Was there a conscious decision to ration information?

There is an argument for giving some of the story upfront to an audience to go, "ok this is the story so don’t worry about that just worry about how you experience it". Also there were certain things that in normal conventional storytelling that you would hold back and try to make it cooler. With this, we would be very loud about it and focus on the how rather than the what. It was about finding a way of holding the audience’s hand throughout, but at the same time scared them a little bit, challenge them and make them see it differently without pushing them off.

How do you decide which scene you reveal in reverse?

Jack and Harry had quite strong places where the story jumped, so we stuck to them as they felt right for us. It is important how you tell the audience that the time has stopped now, and we are going to take you back 11 hours or take you back six hours. We found a very strong visual motif for that which relates to what is around it.

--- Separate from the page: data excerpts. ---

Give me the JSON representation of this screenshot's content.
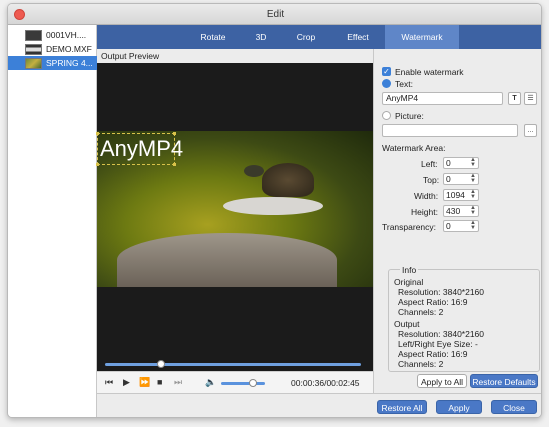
{
  "window": {
    "title": "Edit"
  },
  "files": [
    {
      "name": "0001VH...."
    },
    {
      "name": "DEMO.MXF"
    },
    {
      "name": "SPRING 4..."
    }
  ],
  "tabs": [
    "Rotate",
    "3D",
    "Crop",
    "Effect",
    "Watermark"
  ],
  "active_tab": "Watermark",
  "preview": {
    "label": "Output Preview",
    "watermark_text": "AnyMP4"
  },
  "player": {
    "time": "00:00:36/00:02:45",
    "progress": 0.22,
    "volume": 0.72
  },
  "watermark": {
    "enable_label": "Enable watermark",
    "text_label": "Text:",
    "text_value": "AnyMP4",
    "picture_label": "Picture:",
    "picture_value": "",
    "more_button": "...",
    "area_label": "Watermark Area:",
    "fields": [
      {
        "label": "Left:",
        "value": "0"
      },
      {
        "label": "Top:",
        "value": "0"
      },
      {
        "label": "Width:",
        "value": "1094"
      },
      {
        "label": "Height:",
        "value": "430"
      },
      {
        "label": "Transparency:",
        "value": "0"
      }
    ]
  },
  "info": {
    "title": "Info",
    "original_label": "Original",
    "original": [
      "Resolution: 3840*2160",
      "Aspect Ratio: 16:9",
      "Channels: 2"
    ],
    "output_label": "Output",
    "output": [
      "Resolution: 3840*2160",
      "Left/Right Eye Size: -",
      "Aspect Ratio: 16:9",
      "Channels: 2"
    ]
  },
  "buttons": {
    "apply_to_all": "Apply to All",
    "restore_defaults": "Restore Defaults",
    "restore_all": "Restore All",
    "apply": "Apply",
    "close": "Close"
  }
}
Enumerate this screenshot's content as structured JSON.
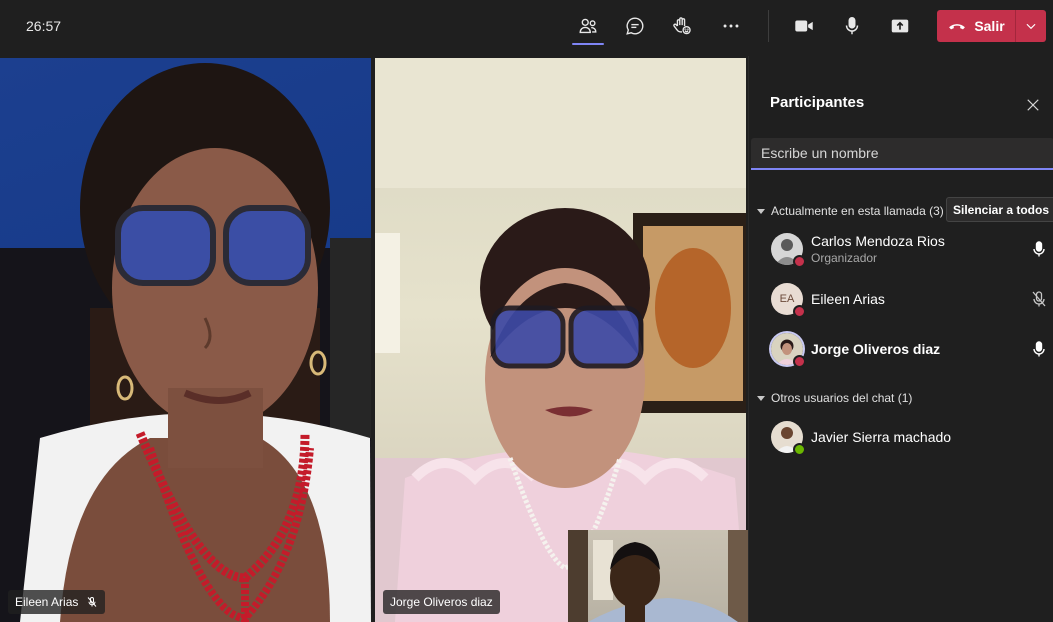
{
  "toolbar": {
    "timer": "26:57",
    "leave_label": "Salir",
    "icons": [
      "participants-icon",
      "chat-icon",
      "raise-hand-icon",
      "more-icon",
      "camera-icon",
      "microphone-icon",
      "share-icon",
      "phone-hangup-icon",
      "chevron-down-icon"
    ]
  },
  "stage": {
    "tiles": [
      {
        "name": "Eileen Arias",
        "muted": true
      },
      {
        "name": "Jorge Oliveros diaz",
        "muted": false
      }
    ]
  },
  "panel": {
    "title": "Participantes",
    "search_placeholder": "Escribe un nombre",
    "in_call_header": "Actualmente en esta llamada (3)",
    "mute_all_label": "Silenciar a todos",
    "participants": [
      {
        "name": "Carlos Mendoza Rios",
        "role": "Organizador",
        "initials": "",
        "status": "busy",
        "mic": "on"
      },
      {
        "name": "Eileen Arias",
        "role": "",
        "initials": "EA",
        "status": "busy",
        "mic": "off"
      },
      {
        "name": "Jorge Oliveros diaz",
        "role": "",
        "initials": "",
        "status": "busy",
        "mic": "on"
      }
    ],
    "other_header": "Otros usuarios del chat (1)",
    "others": [
      {
        "name": "Javier Sierra machado",
        "status": "available"
      }
    ]
  },
  "colors": {
    "accent": "#7f85f5",
    "leave": "#c4314b",
    "busy": "#c4314b",
    "available": "#6bb700",
    "background": "#1f1f1f"
  }
}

Can you describe the relationship between Gabriel and Elaine?

Their relationship is at the centre of the story - how they work, what’s going on, who she is and who he is. Due to the structure of the piece they start off at the end of the affair and as you continue watching more is revealed how it came about and what is at stake. The nature of their relationship and how particularly poised that relationship is, right at the heart of the storytelling. You’ll have to watch it.

During the making of Rellik what has stood out or surprised you the most about the series?

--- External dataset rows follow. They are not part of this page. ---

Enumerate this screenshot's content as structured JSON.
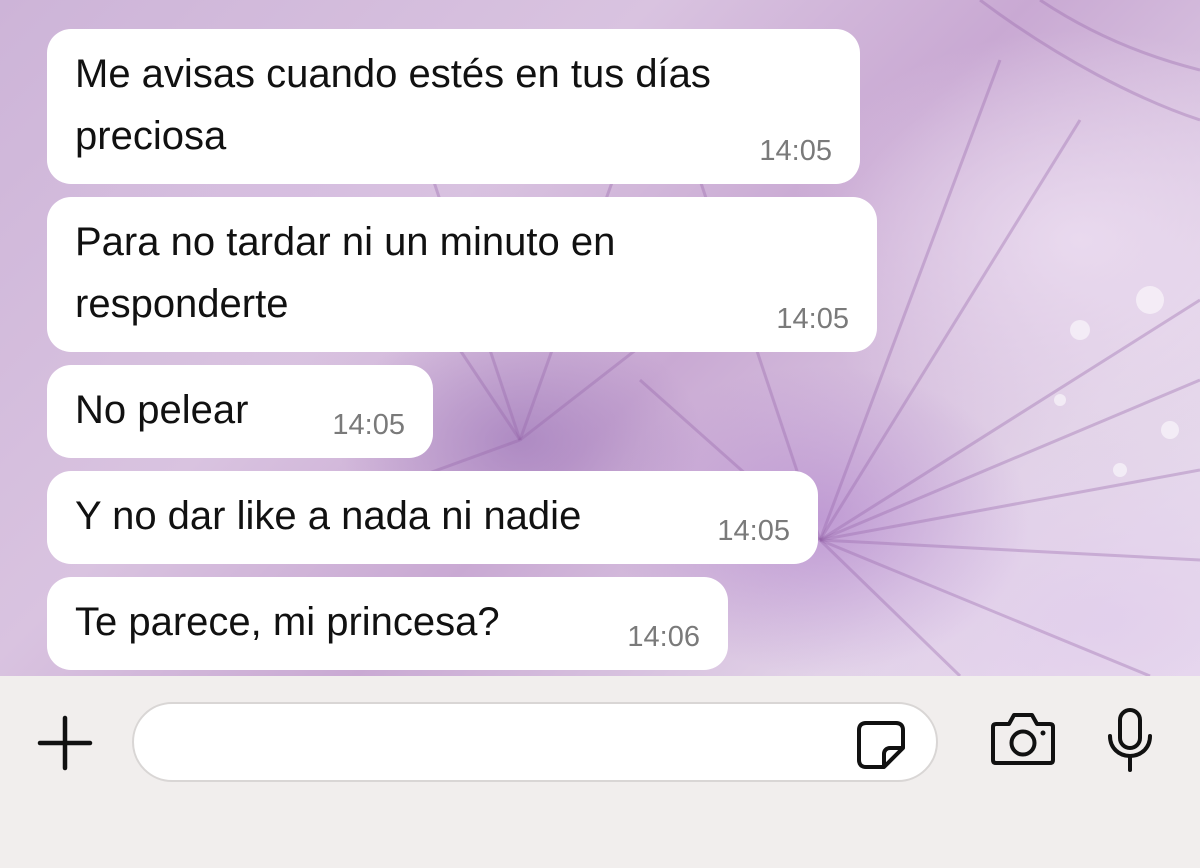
{
  "messages": [
    {
      "text_lines": [
        "Me avisas cuando estés en tus días",
        "preciosa"
      ],
      "time": "14:05"
    },
    {
      "text_lines": [
        "Para no tardar ni un minuto en",
        "responderte"
      ],
      "time": "14:05"
    },
    {
      "text_lines": [
        "No pelear"
      ],
      "time": "14:05"
    },
    {
      "text_lines": [
        "Y no dar like a nada ni nadie"
      ],
      "time": "14:05"
    },
    {
      "text_lines": [
        "Te parece, mi princesa?"
      ],
      "time": "14:06"
    }
  ],
  "input_bar": {
    "message_value": "",
    "message_placeholder": "",
    "icons": [
      "plus-icon",
      "sticker-icon",
      "camera-icon",
      "microphone-icon"
    ]
  },
  "colors": {
    "bubble": "#ffffff",
    "timestamp": "#7a7a7a",
    "input_bar": "#f1eeed",
    "wallpaper": "#d4bde0"
  }
}
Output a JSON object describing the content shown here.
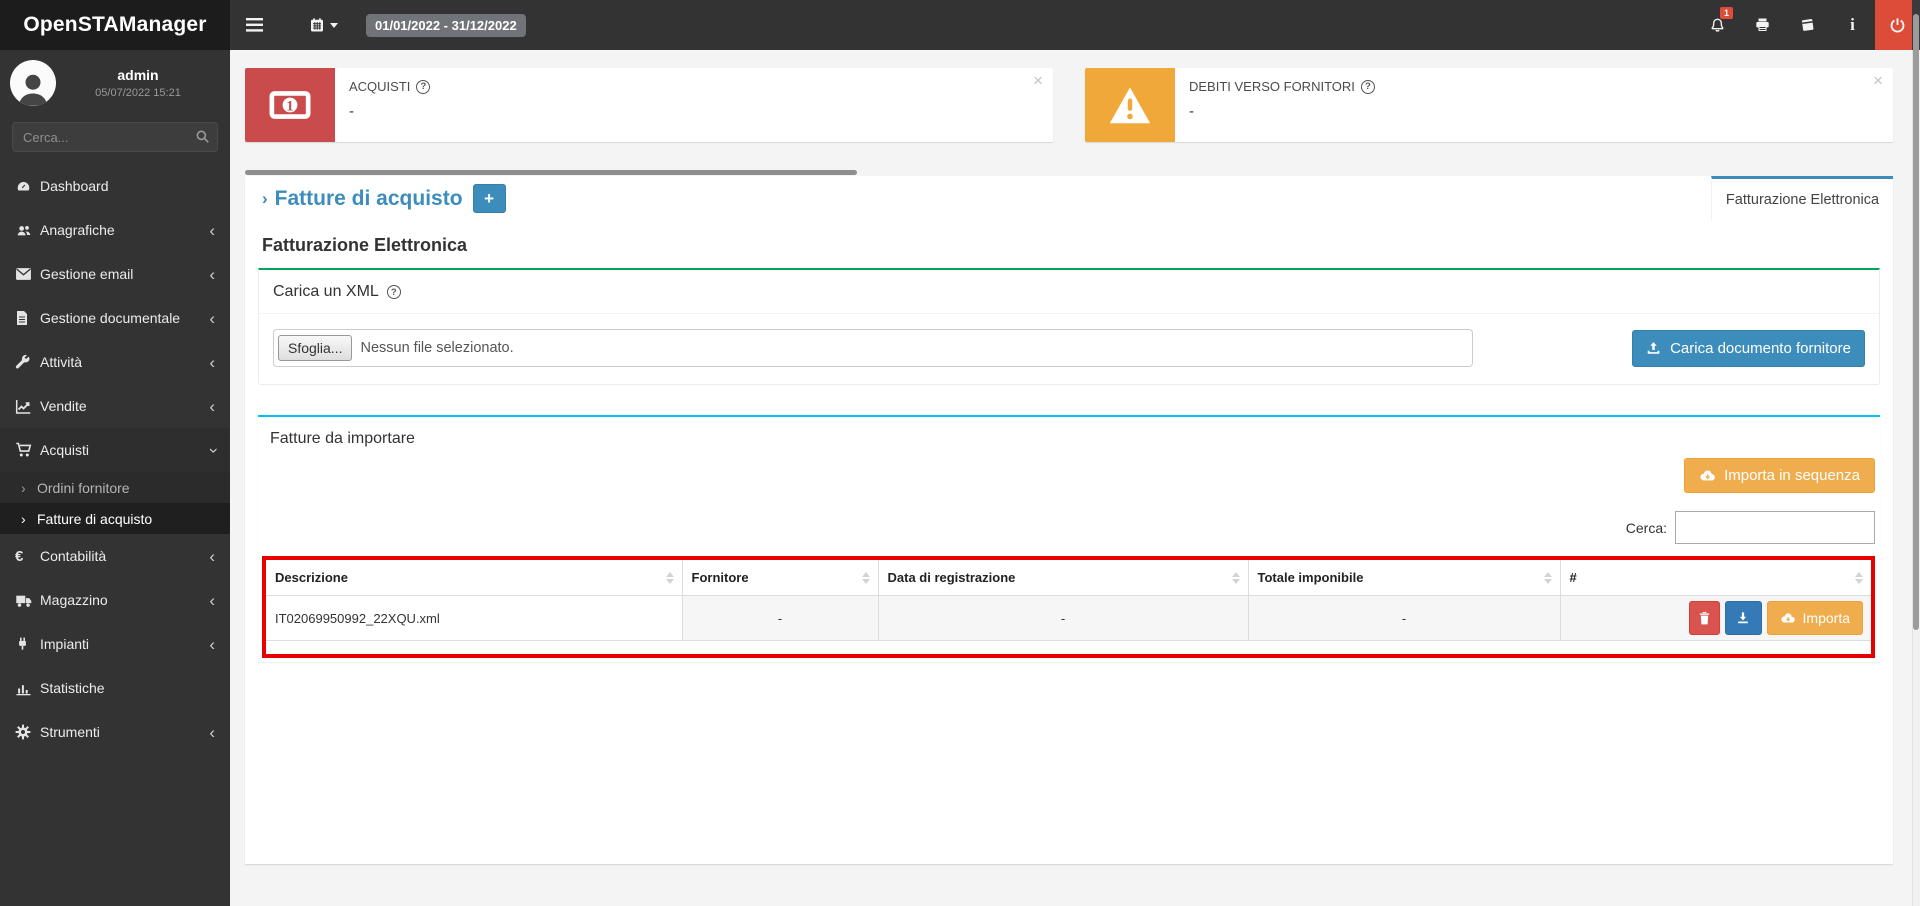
{
  "colors": {
    "primary": "#3c8dbc",
    "success": "#00a65a",
    "info": "#00c0ef",
    "warning": "#f0ad4e",
    "danger": "#dd4b39",
    "highlight_border": "#e80000"
  },
  "icons": {
    "help": "?",
    "close": "×",
    "chevron": "‹",
    "arrow": "›"
  },
  "navbar": {
    "app_title": "OpenSTAManager",
    "date_range": "01/01/2022 - 31/12/2022",
    "notification_count": "1"
  },
  "sidebar": {
    "user": {
      "name": "admin",
      "login_time": "05/07/2022 15:21"
    },
    "search_placeholder": "Cerca...",
    "menu": [
      {
        "label": "Dashboard"
      },
      {
        "label": "Anagrafiche"
      },
      {
        "label": "Gestione email"
      },
      {
        "label": "Gestione documentale"
      },
      {
        "label": "Attività"
      },
      {
        "label": "Vendite"
      },
      {
        "label": "Acquisti",
        "expanded": true,
        "children": [
          {
            "label": "Ordini fornitore"
          },
          {
            "label": "Fatture di acquisto",
            "active": true
          }
        ]
      },
      {
        "label": "Contabilità"
      },
      {
        "label": "Magazzino"
      },
      {
        "label": "Impianti"
      },
      {
        "label": "Statistiche"
      },
      {
        "label": "Strumenti"
      }
    ]
  },
  "info_boxes": [
    {
      "label": "ACQUISTI",
      "value": "-"
    },
    {
      "label": "DEBITI VERSO FORNITORI",
      "value": "-"
    }
  ],
  "page": {
    "title": "Fatture di acquisto",
    "add_button": "+",
    "tab": "Fatturazione Elettronica",
    "section_title": "Fatturazione Elettronica",
    "upload": {
      "title": "Carica un XML",
      "browse_button": "Sfoglia...",
      "file_status": "Nessun file selezionato.",
      "submit_button": "Carica documento fornitore"
    },
    "import": {
      "title": "Fatture da importare",
      "bulk_button": "Importa in sequenza",
      "search_label": "Cerca:",
      "search_value": "",
      "table": {
        "headers": [
          "Descrizione",
          "Fornitore",
          "Data di registrazione",
          "Totale imponibile",
          "#"
        ],
        "row": {
          "descrizione": "IT02069950992_22XQU.xml",
          "fornitore": "-",
          "data_di_registrazione": "-",
          "totale_imponibile": "-",
          "import_button": "Importa"
        }
      }
    }
  }
}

I have been amazed by the effect of the rewind and the backwards storytelling and how you perceive that. It is not straightforward and it can effect you at different times, depending on how you approach the story. It feels to me it has opened up storytelling to reveal other things to the audience and make them more aware of other aspects as it is constantly challenging their understanding. So it can penetrate at times a little bit harder. That has to have been the main storytelling investigation which I have never done before.

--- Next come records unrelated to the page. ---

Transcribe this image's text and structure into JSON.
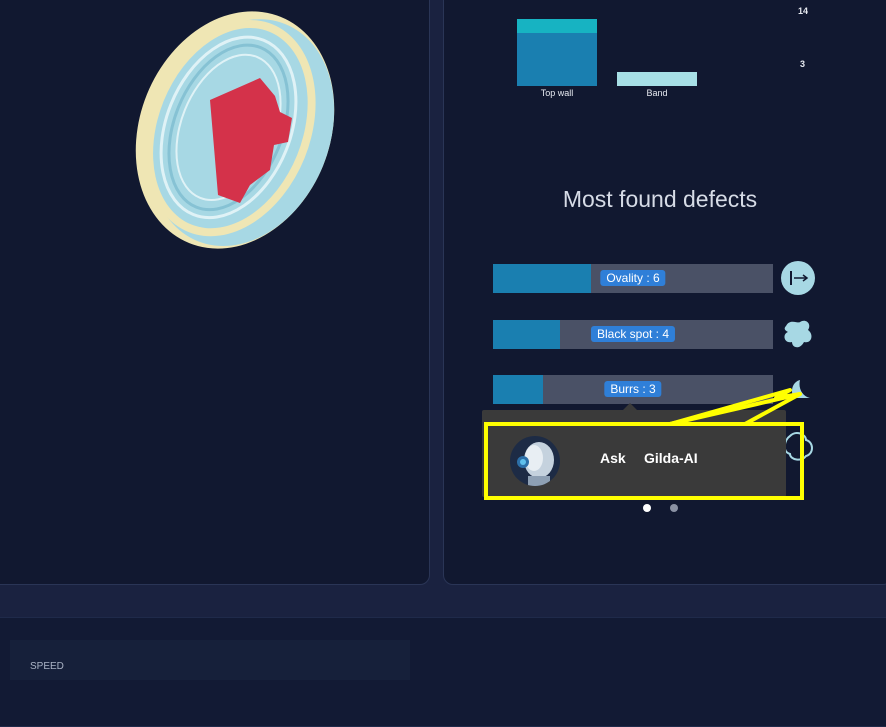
{
  "chart_data": {
    "type": "bar",
    "categories": [
      "Top wall",
      "Band"
    ],
    "series": [
      {
        "values": [
          11,
          3
        ],
        "color": "#1a7fb0"
      },
      {
        "values": [
          3,
          0
        ],
        "color": "#17b3c2"
      }
    ],
    "ticks": [
      "14",
      "3"
    ],
    "ylim": [
      0,
      14
    ]
  },
  "defects": {
    "title": "Most found defects",
    "items": [
      {
        "label": "Ovality : 6",
        "fill": 0.35,
        "icon": "ovality-icon"
      },
      {
        "label": "Black spot : 4",
        "fill": 0.24,
        "icon": "black-spot-icon"
      },
      {
        "label": "Burrs : 3",
        "fill": 0.18,
        "icon": "burrs-icon"
      }
    ]
  },
  "pager": {
    "count": 2,
    "active": 0
  },
  "assistant": {
    "ask": "Ask",
    "name": "Gilda-AI"
  },
  "speed": {
    "label": "SPEED"
  },
  "colors": {
    "accent": "#1a7fb0",
    "teal": "#17b3c2",
    "highlight": "#ffff00",
    "defect_red": "#d4324a",
    "tire_blue": "#a7d8e4",
    "tire_cream": "#efe6b4"
  }
}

In terms of the making of the piece I am always really excited to shoot London and I love how London appears in it. As a city it seems to get better and stronger and weirder and stranger. There was something extra in it for me due to the involvement, development and ongoing work I have on Luther. And this version of London feels like a more twisted, distorted, digitally weird world, a little bit further out than the Luther world. It has been interesting to just explore and push the city a little bit harder and go into another zone.

Is there any footage you shot that has since surprised you in a good way now in post edit?

You are constantly evaluating and your feelings about the way shots work and how things develop is ongoing in the edit. It is an ongoing process. We are finding some interesting ways to use music with this piece that in a more normal reality you wouldn’t do. We have this electronic artist called Clark who is scoring for us. It feels like a much larger playing area than normal, so we are really looking at a score that sits within the picture, that comments on the picture and has a dialogue with you rather than just an emotive engagement. It has surprised me how well that is working. It feels it is getting a very strong soundscape attached to it.

Were there any moments off camera that you will cherish?

I think you are always surprised and amazed by how versatile and committed the crew can be. Especially when you are doing long gruelling days, the weather is bad, people are working through the night and yet there is still a great sense of humour and people are still creating and coming up with solutions to problems. The camaraderie over a long period of time is intense. You are indebted to each other.